Empecé a inquietarme cada vez más, como si no fuera el desván, sino yo el que estaba siendo examinado. La llama de la mecha osciló y empezó a echar humo y la habitación entera pareció oscurecerse. Durante un momento fue como si la tierra, de pronto, se hubiera puesto a girar al revés, o algo así, y yo hubiera quedado suspendido durante un instante en el espacio exterior, antes de precipitarme en una órbita propia. Pero esta impresión fue fugaz. La tierra reanudó la regularidad de su giro, ila habitación se iluminó, la llama de la lámpara se serenó.

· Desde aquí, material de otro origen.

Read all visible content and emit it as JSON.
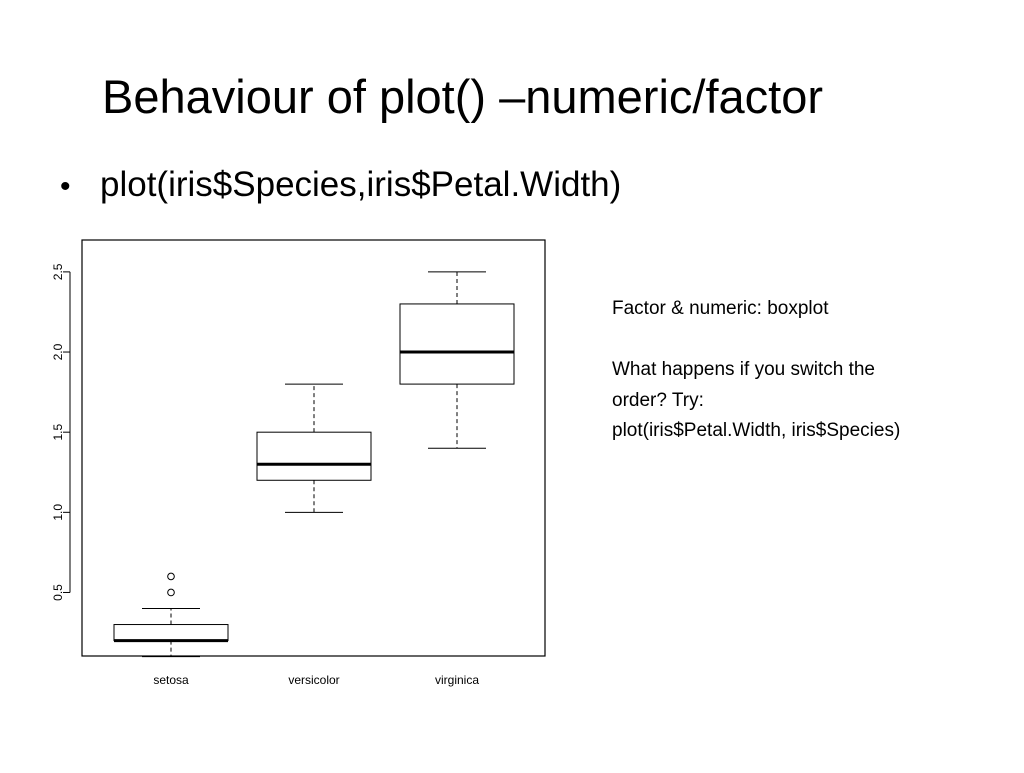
{
  "slide": {
    "title": "Behaviour of plot() –numeric/factor",
    "bullet": {
      "symbol": "•",
      "text": "plot(iris$Species,iris$Petal.Width)"
    },
    "note": {
      "line1": "Factor & numeric: boxplot",
      "line2": "What happens if you switch the",
      "line3": "order?  Try:",
      "line4": "plot(iris$Petal.Width, iris$Species)"
    }
  },
  "chart_data": {
    "type": "boxplot",
    "categories": [
      "setosa",
      "versicolor",
      "virginica"
    ],
    "boxes": [
      {
        "category": "setosa",
        "whisker_low": 0.1,
        "q1": 0.2,
        "median": 0.2,
        "q3": 0.3,
        "whisker_high": 0.4,
        "outliers": [
          0.5,
          0.6
        ]
      },
      {
        "category": "versicolor",
        "whisker_low": 1.0,
        "q1": 1.2,
        "median": 1.3,
        "q3": 1.5,
        "whisker_high": 1.8,
        "outliers": []
      },
      {
        "category": "virginica",
        "whisker_low": 1.4,
        "q1": 1.8,
        "median": 2.0,
        "q3": 2.3,
        "whisker_high": 2.5,
        "outliers": []
      }
    ],
    "yticks": [
      0.5,
      1.0,
      1.5,
      2.0,
      2.5
    ],
    "ytick_labels": [
      "0.5",
      "1.0",
      "1.5",
      "2.0",
      "2.5"
    ],
    "ylim": [
      0.1,
      2.5
    ],
    "grid": false,
    "title": "",
    "xlabel": "",
    "ylabel": ""
  }
}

Salí del desván a toda prisa, casi indignamente, perseguido por todas las habladurías de mi infancia, súbitamente escapadas ahora del almacén de la memoria. Me sequé las gotitas de sudor que se me habían formado en las sienes, apagué la lámpara de un soplido e inicié, considerablemente agitado, el descenso de la escarpada escalera. Para cuando llegué a la planta baja había recuperado mi compostura. Pero ya no me resultó tan fácil dar de lado las aprensiones de mi novia con respecto a la casa en que había acordado pasar el verano.
Me enorgullezco de ser un hombre metódico. En sus momentos frívolos, Rhoda me llama «pedante», pero sólo refiriéndose, naturalmente, a mi interés por libros, escritores y cuanto en general se relaciona con la literatura. Da igual. El caso es que la verdad, dígase como se diga, no es por ello menos verdad.